Contra Bolsonaro, pesaram também posicionamentos, que levaram insegurança quanto à garantia de manutenção da atual lógica democrática de presidencialismo de coalizão. O bloco precisava ter certeza de que, forte no Congresso, teria peso nas decisões do próximo presidente. Sentiu mais segurança nesse sentido com Alckmin. “Ficamos muito perto de obter a unidade do campo democrático que pregávamos”, comemora o deputado Marcus Pestana (PSDB-MG). “Tínhamos a esperança de unir ainda Marina, Meirelles e Alvaro. Mas a união já garantida é um grande avanço”. Falta apenas a definição do vice na chapa. Josué Gomes, do PR, desistiu. Na última semana, estavam cotados nas bolsas de apostas Aldo Rebelo (SD), Mendonça Filho (DEM) e a atual presidente da Frente Parlamentar da Agropecuária, deputada federal Tereza Cristina, do DEM.
As três cartadas
O feito obtido por Alckmin tem três aspectos importantes. O primeiro é o tempo de TV conquistado pela aliança. Um triunfo nada desprezível. Alckmin terá cerca de seis minutos de inserção nas propagandas na televisão. Mesmo em tempos de internet e redes sociais, os especialistas consideram que a TV ainda terá enorme peso, principalmente os pequenos comerciais ao longo da programação. Será uma vantagem imensa, em comparação com o que dispõem aqueles seus principais adversários na disputa.
Se o PT tiver candidato, seu tempo será de 1 minuto e 35 segundos. Sozinho pelo PDT, Ciro Gomes terá somente 30 segundos. Marina Silva, da Rede, apenas 11 segundos. E Bolsonaro, que lidera as pesquisas, exíguos oito segundos. Para se ter uma ideia, Enéas Carneiro, um nanico que ficou famoso em eleições passadas, tinha 30 segundos para acelerar seu discurso como um locutor de corridas de cavalo e dizer ao final: “Meu nome é Enéas”. Os oito segundos do candidato do PSL mal darão a ele tempo de dizer “Meu nome é Bolsonaro”. A segunda vantagem é a capilaridade obtida. Numa campanha curta na qual a maior parte dos eleitores ainda está indecisa, deverão ter peso, funcionando como cabos eleitorais, os prefeitos, governadores, deputados e vereadores dos partidos aliados.
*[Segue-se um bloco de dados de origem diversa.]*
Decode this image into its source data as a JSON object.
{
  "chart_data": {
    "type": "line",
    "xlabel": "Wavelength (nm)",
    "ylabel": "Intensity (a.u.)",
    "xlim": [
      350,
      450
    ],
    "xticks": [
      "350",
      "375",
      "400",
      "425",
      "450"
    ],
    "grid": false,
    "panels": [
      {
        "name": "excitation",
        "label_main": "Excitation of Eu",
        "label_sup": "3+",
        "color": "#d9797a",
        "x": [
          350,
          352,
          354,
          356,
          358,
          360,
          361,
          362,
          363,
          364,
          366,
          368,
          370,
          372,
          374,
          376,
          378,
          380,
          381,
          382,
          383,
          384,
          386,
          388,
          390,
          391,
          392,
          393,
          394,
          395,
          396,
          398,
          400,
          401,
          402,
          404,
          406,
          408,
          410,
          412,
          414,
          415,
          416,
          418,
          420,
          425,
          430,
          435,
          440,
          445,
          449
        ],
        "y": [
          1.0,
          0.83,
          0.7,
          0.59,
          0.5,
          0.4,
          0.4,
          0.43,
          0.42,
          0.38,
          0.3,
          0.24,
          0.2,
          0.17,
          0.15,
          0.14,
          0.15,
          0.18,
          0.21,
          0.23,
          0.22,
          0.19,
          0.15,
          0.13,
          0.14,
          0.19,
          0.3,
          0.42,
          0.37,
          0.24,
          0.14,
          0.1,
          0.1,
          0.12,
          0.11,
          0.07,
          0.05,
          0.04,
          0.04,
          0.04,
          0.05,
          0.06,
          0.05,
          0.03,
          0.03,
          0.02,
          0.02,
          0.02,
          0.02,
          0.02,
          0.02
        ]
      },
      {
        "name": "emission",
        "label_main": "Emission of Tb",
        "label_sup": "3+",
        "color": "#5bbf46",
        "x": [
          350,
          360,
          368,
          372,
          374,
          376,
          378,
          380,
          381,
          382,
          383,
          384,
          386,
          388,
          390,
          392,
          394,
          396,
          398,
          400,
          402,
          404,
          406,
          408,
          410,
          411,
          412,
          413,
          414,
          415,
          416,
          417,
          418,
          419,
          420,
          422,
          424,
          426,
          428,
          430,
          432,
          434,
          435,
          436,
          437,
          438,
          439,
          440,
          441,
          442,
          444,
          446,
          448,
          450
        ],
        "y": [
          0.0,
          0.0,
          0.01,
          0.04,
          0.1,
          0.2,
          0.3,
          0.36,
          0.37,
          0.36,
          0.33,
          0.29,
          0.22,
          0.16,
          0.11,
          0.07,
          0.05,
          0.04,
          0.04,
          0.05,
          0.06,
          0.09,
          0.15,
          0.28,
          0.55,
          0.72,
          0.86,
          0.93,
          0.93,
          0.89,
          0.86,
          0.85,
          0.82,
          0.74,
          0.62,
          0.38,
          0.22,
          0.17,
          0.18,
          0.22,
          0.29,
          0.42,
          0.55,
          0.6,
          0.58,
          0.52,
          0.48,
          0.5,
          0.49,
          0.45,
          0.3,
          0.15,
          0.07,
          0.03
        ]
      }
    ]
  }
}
A aliança composta por Alckmin soma oito governadores, 279 deputados federais e 2.263 prefeitos. Finalmente, há um dado mais subjetivo mas que pode ser significativo. É a sinalização da capacidade do tucano de aglutinação, uma vez que é irrefutável que o País precisa mais de união do que beligerância para, finalmente, aprovar as reformas. “Ninguém demonstra hoje maiores condições de conseguir uma atmosfera de governabilidade, algo de que o Brasil hoje necessita”, avalia Pestana.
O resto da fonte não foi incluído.